On Feb 16, 2014, at 18:06, "Joao S. O. Bueno" <jsbueno@python.org.br> wrote:
I am stepping late on the thread - but the wish for having a short cut for:
if expensive_computation_0(): x = expensive_computation_0() # Do something with x...
And havign dealt before with languages where one explicitly deal with the operanbd stack (like postscript), lead me to deploy this very simple module I called "stackfull" (in a wordplay with "stackless") -
The functions in there simply annotate a list in the locals() dict of the current running frame (which cannot be accessed as a variable), and work as stack operators on that list - so the situation above become:
if push(expensive_computation_0()): x = pop() # Do something with x...
(all functions return the original operand, besides side effects on the "stack") It was devised most as a toy, but my wish was to fill the gap Python has for this pattern - so, if anyone is interested in invest in this idea so that we could have a nice, real useful thing to be used in the near future, be my guest.
https://pypi.python.org/pypi/stackfull https://github.com/jsbueno/stackfull
Clever. What happens if expensive_computation() raises? Does the push get ignored? Capture the exception, push it, and re-raise, so the next pop will raise the same exception?

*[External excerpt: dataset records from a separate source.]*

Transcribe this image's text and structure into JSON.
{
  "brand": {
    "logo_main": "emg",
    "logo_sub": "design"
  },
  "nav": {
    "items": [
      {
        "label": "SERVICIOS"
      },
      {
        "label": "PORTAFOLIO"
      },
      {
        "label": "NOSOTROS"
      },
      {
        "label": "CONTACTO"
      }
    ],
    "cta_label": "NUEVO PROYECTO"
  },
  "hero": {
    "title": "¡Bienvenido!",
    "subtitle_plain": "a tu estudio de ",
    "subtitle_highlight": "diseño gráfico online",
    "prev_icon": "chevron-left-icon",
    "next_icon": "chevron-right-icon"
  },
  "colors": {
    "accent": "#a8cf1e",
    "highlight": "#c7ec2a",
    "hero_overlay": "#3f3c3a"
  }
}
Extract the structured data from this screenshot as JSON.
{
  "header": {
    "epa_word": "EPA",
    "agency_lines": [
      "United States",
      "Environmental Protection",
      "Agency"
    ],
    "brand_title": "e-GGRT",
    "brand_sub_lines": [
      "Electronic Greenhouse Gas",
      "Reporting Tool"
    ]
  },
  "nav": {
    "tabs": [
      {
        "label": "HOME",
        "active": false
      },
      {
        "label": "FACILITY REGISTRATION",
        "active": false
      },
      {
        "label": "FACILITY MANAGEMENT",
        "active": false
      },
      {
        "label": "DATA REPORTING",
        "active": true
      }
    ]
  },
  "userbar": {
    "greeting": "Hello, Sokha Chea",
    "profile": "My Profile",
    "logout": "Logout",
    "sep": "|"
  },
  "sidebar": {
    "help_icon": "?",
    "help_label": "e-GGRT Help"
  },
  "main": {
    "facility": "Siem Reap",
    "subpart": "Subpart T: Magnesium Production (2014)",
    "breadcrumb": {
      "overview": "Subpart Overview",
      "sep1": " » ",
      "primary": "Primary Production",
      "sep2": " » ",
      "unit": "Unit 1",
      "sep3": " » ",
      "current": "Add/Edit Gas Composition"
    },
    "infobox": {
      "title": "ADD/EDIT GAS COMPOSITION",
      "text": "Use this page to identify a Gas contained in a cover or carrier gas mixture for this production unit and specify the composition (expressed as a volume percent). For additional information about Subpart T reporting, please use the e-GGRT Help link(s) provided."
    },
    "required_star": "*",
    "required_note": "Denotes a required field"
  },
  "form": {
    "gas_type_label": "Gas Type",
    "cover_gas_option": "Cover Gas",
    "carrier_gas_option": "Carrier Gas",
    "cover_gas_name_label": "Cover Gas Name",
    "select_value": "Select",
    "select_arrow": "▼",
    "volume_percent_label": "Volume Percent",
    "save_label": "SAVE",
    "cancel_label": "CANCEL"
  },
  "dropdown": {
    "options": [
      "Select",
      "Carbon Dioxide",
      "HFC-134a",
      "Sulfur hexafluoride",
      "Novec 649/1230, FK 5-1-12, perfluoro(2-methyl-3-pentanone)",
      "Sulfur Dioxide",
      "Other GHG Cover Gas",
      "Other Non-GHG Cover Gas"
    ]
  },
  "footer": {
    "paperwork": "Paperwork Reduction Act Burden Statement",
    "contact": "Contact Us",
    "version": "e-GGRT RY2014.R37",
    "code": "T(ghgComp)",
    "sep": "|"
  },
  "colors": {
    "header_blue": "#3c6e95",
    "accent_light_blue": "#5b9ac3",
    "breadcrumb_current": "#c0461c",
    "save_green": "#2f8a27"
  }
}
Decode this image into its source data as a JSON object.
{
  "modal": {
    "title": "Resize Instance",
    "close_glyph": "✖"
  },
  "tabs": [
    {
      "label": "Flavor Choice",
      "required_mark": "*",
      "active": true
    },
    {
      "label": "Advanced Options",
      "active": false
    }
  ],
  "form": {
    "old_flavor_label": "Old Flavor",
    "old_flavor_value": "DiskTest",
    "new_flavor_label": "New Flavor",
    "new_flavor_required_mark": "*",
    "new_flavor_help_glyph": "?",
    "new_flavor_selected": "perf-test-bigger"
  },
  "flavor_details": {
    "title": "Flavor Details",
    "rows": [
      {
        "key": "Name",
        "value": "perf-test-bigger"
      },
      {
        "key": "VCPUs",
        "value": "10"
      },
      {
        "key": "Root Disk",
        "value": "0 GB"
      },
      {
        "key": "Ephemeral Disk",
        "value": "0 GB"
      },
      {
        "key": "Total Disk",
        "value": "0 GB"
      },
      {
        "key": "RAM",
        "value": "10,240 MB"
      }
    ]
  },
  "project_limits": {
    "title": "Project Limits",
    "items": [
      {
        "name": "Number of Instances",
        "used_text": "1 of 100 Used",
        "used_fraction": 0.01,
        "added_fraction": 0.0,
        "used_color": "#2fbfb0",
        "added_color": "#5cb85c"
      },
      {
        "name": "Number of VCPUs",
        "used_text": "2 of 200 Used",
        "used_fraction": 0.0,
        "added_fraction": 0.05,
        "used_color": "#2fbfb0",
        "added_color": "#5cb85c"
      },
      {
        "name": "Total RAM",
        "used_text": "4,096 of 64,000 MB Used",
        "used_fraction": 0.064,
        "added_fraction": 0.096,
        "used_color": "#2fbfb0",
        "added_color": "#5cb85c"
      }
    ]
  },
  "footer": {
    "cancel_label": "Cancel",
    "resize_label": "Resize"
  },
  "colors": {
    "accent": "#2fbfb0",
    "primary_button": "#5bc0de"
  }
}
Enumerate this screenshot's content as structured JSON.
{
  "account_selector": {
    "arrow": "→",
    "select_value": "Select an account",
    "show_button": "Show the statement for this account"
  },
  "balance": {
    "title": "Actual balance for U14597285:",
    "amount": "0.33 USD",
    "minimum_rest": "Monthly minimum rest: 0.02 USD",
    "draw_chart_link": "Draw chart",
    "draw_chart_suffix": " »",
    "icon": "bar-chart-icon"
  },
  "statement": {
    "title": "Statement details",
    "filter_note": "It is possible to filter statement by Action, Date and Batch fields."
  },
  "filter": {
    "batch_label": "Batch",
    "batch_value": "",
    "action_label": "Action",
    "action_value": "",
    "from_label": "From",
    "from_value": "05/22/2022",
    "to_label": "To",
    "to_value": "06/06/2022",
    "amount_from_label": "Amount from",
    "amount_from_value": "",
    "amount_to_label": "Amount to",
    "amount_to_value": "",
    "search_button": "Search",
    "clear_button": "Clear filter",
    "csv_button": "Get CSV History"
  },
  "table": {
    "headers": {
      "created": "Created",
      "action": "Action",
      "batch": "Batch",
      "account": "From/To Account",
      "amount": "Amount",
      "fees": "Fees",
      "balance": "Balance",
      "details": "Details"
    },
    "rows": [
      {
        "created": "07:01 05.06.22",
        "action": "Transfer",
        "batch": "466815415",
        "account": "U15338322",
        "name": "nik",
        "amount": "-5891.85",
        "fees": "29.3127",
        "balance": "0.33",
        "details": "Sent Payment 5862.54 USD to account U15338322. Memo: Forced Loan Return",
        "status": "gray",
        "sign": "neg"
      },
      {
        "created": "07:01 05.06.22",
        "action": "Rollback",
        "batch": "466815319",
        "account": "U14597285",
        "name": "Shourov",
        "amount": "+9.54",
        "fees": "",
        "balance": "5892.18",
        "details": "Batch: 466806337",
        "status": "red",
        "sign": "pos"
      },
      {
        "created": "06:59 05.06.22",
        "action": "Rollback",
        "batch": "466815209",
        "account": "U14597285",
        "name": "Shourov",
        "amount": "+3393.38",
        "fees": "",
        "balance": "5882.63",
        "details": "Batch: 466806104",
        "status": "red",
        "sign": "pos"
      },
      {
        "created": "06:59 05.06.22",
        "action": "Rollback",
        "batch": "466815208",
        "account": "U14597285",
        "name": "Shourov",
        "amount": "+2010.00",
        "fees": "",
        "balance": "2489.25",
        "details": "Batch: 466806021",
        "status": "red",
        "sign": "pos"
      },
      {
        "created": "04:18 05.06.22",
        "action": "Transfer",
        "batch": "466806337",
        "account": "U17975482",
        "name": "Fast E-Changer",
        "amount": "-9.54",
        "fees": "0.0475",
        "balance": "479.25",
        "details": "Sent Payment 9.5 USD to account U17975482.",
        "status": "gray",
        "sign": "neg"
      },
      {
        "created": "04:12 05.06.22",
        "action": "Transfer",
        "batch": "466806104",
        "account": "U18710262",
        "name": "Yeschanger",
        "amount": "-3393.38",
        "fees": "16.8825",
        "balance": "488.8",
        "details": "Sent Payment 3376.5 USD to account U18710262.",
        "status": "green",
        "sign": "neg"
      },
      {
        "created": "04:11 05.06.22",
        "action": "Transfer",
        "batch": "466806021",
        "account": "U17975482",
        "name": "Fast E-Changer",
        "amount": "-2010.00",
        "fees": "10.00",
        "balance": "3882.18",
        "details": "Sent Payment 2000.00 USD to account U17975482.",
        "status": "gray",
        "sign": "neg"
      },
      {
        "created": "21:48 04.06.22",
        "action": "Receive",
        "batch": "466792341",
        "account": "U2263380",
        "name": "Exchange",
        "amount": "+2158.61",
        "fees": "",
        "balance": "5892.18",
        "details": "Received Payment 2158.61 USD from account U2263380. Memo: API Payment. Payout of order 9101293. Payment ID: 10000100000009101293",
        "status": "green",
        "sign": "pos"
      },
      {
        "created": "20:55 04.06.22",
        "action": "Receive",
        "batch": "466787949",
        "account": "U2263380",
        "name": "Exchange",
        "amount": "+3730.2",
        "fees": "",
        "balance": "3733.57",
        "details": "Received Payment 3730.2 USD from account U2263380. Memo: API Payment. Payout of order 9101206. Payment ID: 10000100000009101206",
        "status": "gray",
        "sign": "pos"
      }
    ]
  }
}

Is there any reason this has to be local? If it were, say, a thread-local global, it could be used to wedge additional arguments through functions that weren't expecting them. (Together with a "mark" function of some kind you could even use this to experiment with alternate calling conventions, etc.) I still don't see how this fills a gap that needs to be filled; how is the first version any more readable, writable, concise, whatever than the second? if push(expensive()): x = pop() dostuff(x) x = expensive() if x: dostuff(x) But it's a clever idea even if it doesn't help there.
On 14 February 2014 23:43, Chris Angelico <rosuav@gmail.com> wrote:
On Sat, Feb 15, 2014 at 12:40 PM, Nick Coghlan <ncoghlan@gmail.com> wrote:
If the handling is identical, there's no need for an if/elif chain at all, otherwise the revised if/elif chain is based on the attributes of the match object.
If the handling's identical, short-circuiting 'or' will do the job. Assume it's not.
Removing one is just deleting its elif and corresponding block of code. They are peers. The fact that Python doesn't currently have syntax that allows this *in an elif chain* doesn't change this; if you were to write it as pseudo-code, you would write them as peers. That's why the function-with-return or loop-with-break still looks better, because it structures the code the way that logically makes sense - flat, not nested.
That doesn't mean embedded assignments are the answer though - they're a sledgehammer solution that is tempting as a workaround for larger structural issues.
I agree that embedded assignment isn't necessarily the answer. I just think that a solution that has them all at the same indentation level makes more sense than one that nests them inside each other, for exactly the same reason that we have 'elif' in the first place.